Implementation:Bentoml BentoML Framework Flax
| Knowledge Sources | |
|---|---|
| Domains | ML Framework, JAX, Model Serialization |
| Last Updated | 2026-02-13 15:00 GMT |
Overview
The bentoml.flax module provides BentoML integration for Google's Flax (Linen) neural network library built on JAX, enabling save, load, and serving of Flax models.
Description
This module implements the BentoML framework adapter for flax.linen.Module models. Flax models are saved as msgpack-serialized state dictionaries, with the module structure preserved as a custom object via cloudpickle.
Key implementation details:
- save_model(): Serializes the model state (parameters, batch statistics, etc.) using
flax.serialization.to_bytes()and stores thenn.Modulestructure as a custom object. - load_model(): Deserializes the state dictionary from msgpack and optionally initializes arrays as
jnp.ndarrayor places them on a specific device (TPU/GPU/CPU). Hides GPUs from TensorFlow to prevent memory conflicts with JAX. - get_runnable(): Creates a
FlaxRunnablethat supports TPU, GPU, and CPU resources. It uses JAX'smodel.apply()for inference with automatic input conversion from NumPy arrays and Pandas DataFrames to JAX arrays. Method results are cached for performance.
The module requires both flax and tensorflow (for XLA backend support).
Usage
Use this module to save and serve Flax/Linen models within BentoML. Suitable for JAX-based ML workflows involving image classification, NLP, or any task where Flax models are trained.
Code Reference
Source Location
- Repository: Bentoml_BentoML
- File: src/bentoml/_internal/frameworks/flax.py
- Lines: 1-323
Signature
def get(tag_like: str | Tag) -> bentoml.Model: ...
def load_model(bento_model: str | Tag | bentoml.Model,
init: bool = True,
device: str | XlaBackend = "cpu") -> tuple[nn.Module, dict[str, Any]]: ...
def save_model(name: Tag | str,
module: nn.Module,
state: dict[str, Any] | FrozenDict[str, Any] | struct.PyTreeNode,
*, signatures: ModelSignaturesType | None = None,
labels: dict[str, str] | None = None,
custom_objects: dict[str, Any] | None = None,
external_modules: List[ModuleType] | None = None,
metadata: dict[str, Any] | None = None) -> bentoml.Model: ...

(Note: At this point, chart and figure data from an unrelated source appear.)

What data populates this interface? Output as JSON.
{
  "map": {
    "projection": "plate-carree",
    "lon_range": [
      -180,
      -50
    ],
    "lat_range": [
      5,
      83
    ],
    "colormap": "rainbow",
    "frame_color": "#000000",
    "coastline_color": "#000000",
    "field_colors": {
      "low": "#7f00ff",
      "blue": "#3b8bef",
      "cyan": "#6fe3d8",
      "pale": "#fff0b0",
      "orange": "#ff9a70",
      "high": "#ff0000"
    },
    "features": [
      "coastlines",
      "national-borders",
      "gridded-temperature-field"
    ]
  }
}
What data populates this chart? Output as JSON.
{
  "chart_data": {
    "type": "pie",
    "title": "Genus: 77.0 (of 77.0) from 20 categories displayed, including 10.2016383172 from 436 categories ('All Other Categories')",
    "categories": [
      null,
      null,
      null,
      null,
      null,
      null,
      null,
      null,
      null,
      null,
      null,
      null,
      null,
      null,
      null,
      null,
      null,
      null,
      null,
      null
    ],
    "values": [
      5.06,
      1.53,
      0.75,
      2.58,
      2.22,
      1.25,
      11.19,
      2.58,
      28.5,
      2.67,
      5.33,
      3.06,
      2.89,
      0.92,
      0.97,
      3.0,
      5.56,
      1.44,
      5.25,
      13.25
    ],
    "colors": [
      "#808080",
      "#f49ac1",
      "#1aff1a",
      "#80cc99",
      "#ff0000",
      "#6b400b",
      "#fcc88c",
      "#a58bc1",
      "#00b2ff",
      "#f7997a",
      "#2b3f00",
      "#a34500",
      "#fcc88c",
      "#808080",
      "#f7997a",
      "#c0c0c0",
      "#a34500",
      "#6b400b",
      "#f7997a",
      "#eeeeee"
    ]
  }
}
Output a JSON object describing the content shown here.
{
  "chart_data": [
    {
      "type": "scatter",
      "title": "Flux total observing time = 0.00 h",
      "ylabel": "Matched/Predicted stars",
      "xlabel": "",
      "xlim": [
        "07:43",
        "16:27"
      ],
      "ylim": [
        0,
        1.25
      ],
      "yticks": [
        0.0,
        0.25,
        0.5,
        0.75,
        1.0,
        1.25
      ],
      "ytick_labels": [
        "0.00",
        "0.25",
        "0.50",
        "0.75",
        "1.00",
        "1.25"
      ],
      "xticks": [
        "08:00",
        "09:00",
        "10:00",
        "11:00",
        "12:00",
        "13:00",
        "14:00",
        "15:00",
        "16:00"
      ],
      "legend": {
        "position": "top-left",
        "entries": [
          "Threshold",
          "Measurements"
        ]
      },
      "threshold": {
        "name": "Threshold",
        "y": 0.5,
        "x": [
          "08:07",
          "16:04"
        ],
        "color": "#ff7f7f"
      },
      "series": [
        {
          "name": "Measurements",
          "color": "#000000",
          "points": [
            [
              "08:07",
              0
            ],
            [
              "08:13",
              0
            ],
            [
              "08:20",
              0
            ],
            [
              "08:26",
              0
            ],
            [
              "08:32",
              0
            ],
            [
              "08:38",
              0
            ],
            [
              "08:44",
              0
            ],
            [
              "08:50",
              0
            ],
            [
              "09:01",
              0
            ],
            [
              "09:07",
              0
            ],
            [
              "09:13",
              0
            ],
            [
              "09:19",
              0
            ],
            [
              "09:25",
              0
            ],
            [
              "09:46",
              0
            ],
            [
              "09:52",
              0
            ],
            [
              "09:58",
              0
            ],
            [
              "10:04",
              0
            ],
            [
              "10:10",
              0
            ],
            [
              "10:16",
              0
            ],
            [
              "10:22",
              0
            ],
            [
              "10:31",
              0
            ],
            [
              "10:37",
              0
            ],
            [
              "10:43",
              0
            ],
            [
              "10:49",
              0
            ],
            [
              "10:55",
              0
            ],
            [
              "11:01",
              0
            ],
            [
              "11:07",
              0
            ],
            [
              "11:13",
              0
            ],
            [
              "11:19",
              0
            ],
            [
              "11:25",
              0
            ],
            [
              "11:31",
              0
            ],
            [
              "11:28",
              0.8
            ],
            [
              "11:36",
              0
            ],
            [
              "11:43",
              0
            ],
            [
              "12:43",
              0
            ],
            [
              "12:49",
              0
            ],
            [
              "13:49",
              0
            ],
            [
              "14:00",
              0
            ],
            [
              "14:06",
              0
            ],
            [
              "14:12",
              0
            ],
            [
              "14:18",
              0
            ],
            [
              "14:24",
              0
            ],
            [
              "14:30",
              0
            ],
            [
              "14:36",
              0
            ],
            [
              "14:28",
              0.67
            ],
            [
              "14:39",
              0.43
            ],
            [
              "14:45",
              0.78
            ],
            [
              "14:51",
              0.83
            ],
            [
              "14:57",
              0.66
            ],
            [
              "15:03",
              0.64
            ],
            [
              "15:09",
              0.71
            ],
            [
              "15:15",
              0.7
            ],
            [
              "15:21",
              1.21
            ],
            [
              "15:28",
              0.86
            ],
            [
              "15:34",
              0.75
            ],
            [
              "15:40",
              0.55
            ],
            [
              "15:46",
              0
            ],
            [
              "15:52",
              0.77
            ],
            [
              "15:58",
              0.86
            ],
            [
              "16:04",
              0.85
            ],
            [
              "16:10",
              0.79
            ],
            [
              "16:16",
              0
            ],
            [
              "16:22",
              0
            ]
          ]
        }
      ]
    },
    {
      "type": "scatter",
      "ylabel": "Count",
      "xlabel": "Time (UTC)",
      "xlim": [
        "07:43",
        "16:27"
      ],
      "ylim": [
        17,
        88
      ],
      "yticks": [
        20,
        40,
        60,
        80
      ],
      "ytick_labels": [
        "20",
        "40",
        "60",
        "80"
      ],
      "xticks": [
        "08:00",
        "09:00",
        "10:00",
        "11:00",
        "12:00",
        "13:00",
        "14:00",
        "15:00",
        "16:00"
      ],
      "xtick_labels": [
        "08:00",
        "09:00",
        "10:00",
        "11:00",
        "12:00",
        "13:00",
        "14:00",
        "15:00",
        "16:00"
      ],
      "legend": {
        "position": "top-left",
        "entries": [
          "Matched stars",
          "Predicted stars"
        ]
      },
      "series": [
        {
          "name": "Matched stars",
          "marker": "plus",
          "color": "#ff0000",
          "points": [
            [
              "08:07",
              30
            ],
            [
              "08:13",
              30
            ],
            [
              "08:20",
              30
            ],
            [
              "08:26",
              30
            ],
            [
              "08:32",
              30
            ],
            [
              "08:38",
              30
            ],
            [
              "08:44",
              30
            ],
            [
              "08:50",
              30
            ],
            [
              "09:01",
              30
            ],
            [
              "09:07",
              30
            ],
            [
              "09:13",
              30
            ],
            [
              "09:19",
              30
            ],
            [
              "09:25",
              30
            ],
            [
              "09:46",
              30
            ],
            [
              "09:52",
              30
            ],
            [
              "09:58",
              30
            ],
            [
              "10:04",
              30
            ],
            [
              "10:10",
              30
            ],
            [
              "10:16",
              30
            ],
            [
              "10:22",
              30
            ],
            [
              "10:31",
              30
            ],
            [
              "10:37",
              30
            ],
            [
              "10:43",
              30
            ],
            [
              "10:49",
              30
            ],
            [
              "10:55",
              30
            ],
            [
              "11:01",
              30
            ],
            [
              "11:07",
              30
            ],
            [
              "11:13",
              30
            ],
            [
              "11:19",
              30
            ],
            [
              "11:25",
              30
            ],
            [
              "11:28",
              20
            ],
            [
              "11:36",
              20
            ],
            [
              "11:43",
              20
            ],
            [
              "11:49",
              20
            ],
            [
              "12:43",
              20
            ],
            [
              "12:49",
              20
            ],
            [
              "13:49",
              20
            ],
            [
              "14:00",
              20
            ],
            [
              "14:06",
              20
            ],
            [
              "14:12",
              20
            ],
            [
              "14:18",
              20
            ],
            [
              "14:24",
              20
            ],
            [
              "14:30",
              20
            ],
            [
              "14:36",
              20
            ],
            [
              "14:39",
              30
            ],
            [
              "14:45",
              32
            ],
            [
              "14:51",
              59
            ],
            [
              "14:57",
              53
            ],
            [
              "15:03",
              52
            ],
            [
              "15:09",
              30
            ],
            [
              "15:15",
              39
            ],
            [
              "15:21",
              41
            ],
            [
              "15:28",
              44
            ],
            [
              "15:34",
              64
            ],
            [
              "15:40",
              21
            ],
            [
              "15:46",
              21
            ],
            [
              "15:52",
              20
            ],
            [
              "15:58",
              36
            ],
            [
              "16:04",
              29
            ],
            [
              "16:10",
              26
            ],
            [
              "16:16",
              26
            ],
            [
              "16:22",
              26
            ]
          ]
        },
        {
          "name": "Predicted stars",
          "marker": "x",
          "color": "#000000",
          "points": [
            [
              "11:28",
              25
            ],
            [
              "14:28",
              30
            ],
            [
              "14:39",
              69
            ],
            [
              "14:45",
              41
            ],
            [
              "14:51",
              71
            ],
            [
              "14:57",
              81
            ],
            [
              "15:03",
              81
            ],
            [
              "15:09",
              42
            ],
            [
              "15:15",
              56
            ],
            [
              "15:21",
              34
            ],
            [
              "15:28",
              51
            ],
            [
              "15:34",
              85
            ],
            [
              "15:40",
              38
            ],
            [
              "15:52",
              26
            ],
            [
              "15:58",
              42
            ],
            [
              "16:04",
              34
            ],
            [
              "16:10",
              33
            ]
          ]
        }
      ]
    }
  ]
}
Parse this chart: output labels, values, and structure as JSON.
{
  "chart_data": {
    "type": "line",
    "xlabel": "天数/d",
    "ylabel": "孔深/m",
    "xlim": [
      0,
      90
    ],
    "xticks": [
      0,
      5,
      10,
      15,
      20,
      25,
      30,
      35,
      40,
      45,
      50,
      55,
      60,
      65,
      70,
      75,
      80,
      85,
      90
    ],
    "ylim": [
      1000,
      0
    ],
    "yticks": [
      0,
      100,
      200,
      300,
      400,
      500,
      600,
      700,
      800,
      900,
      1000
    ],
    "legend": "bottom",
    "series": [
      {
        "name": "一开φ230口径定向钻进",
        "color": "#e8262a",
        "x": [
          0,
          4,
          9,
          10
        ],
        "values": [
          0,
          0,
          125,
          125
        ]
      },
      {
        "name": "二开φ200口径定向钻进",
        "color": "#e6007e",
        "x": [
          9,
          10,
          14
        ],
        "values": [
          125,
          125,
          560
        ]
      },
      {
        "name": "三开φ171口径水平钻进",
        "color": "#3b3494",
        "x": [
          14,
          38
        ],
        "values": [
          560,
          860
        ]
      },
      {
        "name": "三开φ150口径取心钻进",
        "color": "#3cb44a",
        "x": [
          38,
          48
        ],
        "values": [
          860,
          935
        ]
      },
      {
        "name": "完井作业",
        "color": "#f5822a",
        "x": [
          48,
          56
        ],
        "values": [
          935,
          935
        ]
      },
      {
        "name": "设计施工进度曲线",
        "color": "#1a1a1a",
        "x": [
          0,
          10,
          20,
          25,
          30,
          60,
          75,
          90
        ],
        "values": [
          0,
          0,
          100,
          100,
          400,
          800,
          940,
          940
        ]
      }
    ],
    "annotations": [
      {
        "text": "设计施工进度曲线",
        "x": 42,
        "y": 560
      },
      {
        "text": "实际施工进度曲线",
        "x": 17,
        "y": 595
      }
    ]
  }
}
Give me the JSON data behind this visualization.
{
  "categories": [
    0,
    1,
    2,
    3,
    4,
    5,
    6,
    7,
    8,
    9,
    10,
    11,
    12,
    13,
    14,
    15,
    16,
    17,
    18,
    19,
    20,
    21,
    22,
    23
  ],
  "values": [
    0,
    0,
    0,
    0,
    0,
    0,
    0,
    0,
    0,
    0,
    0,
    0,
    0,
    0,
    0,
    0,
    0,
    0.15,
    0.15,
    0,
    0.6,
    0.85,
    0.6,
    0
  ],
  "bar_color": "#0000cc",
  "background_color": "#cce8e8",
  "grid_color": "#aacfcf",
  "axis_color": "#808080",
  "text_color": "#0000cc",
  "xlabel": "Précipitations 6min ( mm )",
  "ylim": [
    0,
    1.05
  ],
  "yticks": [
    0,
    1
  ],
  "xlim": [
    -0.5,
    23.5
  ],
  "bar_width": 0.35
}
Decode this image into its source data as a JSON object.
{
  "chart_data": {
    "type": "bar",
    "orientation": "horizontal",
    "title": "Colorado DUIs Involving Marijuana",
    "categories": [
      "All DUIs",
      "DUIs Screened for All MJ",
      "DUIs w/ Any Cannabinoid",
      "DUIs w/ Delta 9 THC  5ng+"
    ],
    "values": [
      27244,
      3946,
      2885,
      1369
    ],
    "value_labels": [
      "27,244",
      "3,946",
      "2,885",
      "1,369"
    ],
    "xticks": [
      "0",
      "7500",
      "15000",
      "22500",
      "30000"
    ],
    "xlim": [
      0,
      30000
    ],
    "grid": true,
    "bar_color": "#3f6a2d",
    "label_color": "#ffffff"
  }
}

def get_runnable(bento_model: bentoml.Model) -> type[bentoml.legacy.Runnable]: ...
Import
import bentoml
# Via public API
model = bentoml.flax.save_model(...)
module, state_dict = bentoml.flax.load_model(...)
I/O Contract
Inputs
save_model()
| Name | Type | Required | Description |
|---|---|---|---|
| name | Tag or str | Yes | Name/tag for the model in the BentoML store |
| module | flax.linen.Module | Yes | The Flax Linen module to save |
| state | dict, FrozenDict, or PyTreeNode | Yes | The model state dictionary (params, batch stats, etc.) |
| signatures | ModelSignaturesType or None | No | Inference method signatures (default: {"__call__": {"batchable": False}}) |
| labels | dict[str, str] or None | No | User-defined labels for model management |
| custom_objects | dict[str, Any] or None | No | Additional objects to serialize |
| external_modules | List[ModuleType] or None | No | Additional Python modules to save alongside |
| metadata | dict[str, Any] or None | No | Custom metadata for the model |
load_model()
| Name | Type | Required | Description |
|---|---|---|---|
| bento_model | str, Tag, or Model | Yes | Tag or Model instance to load from the store |
| init | bool | No | Whether to convert state to jnp.ndarray (default: True) |
| device | str or XlaBackend | No | Device to place parameters on when init=False (default: "cpu") |
Outputs
| Method | Return Type | Description |
|---|---|---|
| save_model() | bentoml.Model | A BentoML Model with the saved Flax module and state |
| load_model() | tuple[nn.Module, dict] | A tuple of (Flax module, state dictionary) |
| get() | bentoml.Model | The BentoML Model reference from the store |
| get_runnable() | type[Runnable] | A FlaxRunnable class supporting TPU/GPU/CPU inference |
Usage Examples
import bentoml
import jax
import jax.numpy as jnp
from flax import linen as nn
# Define a simple Flax model
class CNN(nn.Module):
@nn.compact
def __call__(self, x):
x = nn.Dense(features=256)(x)
x = nn.relu(x)
x = nn.Dense(features=10)(x)
return x
# Train and save
rng = jax.random.PRNGKey(0)
model = CNN()
params = model.init(rng, jnp.ones((1, 784)))
tag = bentoml.flax.save_model("mnist", model, params)
# Load model back
net, state_dict = bentoml.flax.load_model("mnist:latest")
predict_fn = jax.jit(lambda x: net.apply({"params": state_dict["params"]}, x))
results = predict_fn(jnp.ones((1, 784)))